I was given the following question which I am unable to get a seemingly correct answer from:
A body expands linearly by a factor $\alpha$ due to an increase in temperature. Because of the expansion, a point at $\vec{r}$ is displaced to the point $\vec{r}+\vec{h}$. Calculate $\nabla \cdot \vec{h}$. By what fraction does the volume increase?
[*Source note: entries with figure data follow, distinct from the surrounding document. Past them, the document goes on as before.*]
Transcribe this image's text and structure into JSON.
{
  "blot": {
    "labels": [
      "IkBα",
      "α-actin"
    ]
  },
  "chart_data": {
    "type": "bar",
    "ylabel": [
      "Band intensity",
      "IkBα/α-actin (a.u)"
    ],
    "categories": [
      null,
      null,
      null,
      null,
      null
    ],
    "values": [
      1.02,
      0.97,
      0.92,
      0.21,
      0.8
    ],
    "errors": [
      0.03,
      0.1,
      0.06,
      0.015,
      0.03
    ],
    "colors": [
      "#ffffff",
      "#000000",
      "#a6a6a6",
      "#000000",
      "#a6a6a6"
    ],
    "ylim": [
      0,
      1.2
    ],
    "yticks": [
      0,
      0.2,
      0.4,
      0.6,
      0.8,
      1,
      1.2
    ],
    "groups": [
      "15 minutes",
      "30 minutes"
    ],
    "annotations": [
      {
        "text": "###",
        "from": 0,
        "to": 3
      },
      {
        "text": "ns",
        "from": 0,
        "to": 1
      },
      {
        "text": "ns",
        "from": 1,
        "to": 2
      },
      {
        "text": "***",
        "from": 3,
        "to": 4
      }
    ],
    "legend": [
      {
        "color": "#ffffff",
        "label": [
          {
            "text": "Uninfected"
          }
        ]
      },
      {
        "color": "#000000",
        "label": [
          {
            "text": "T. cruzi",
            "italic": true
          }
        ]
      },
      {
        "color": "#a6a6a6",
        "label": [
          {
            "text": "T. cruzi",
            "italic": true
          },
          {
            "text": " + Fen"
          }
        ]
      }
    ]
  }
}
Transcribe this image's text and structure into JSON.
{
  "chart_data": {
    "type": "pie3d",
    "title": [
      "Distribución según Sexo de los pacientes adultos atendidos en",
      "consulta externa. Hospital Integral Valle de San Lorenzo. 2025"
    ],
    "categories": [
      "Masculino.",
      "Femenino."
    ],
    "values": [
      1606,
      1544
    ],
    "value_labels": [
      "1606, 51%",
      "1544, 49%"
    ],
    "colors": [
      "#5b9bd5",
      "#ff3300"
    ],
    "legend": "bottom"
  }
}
From the question we can deduce that:
$$\vec{r}+\vec{h}=\alpha\vec{r}$$
We can take the divergence of both sides and use the linearity of $\nabla$ to write:
$$\nabla \cdot (\vec{r}+\vec{h})=\alpha \nabla \cdot \vec{r}\implies \nabla \cdot \vec{r} + \nabla \cdot \vec{h} = \alpha(\nabla \cdot \vec{r})$$
We can then rearrange and use $\nabla \cdot \vec{r}=3$ to get:
$$\nabla \cdot \vec{h}=3(\alpha - 1)$$
However, I am unsure how to use this to calculate the fractional volume increase. I tried:
$$\frac{V_{\text{new}}}{V_{\text{old}}}=\frac{\iiint_{V}\nabla\cdot\vec{h}\:\mathrm{d}V}{\iiint_{V}\:\mathrm{d}V}=3(\alpha - 1)$$
However, this is clearly wrong as we would expect the answer to be $\frac{V_{\text{new}}}{V_{\text{old}}} \in \mathcal{O}(\alpha^{3})$, so I'd appreciate any hints to get me back on the right track.
Thanks in advance!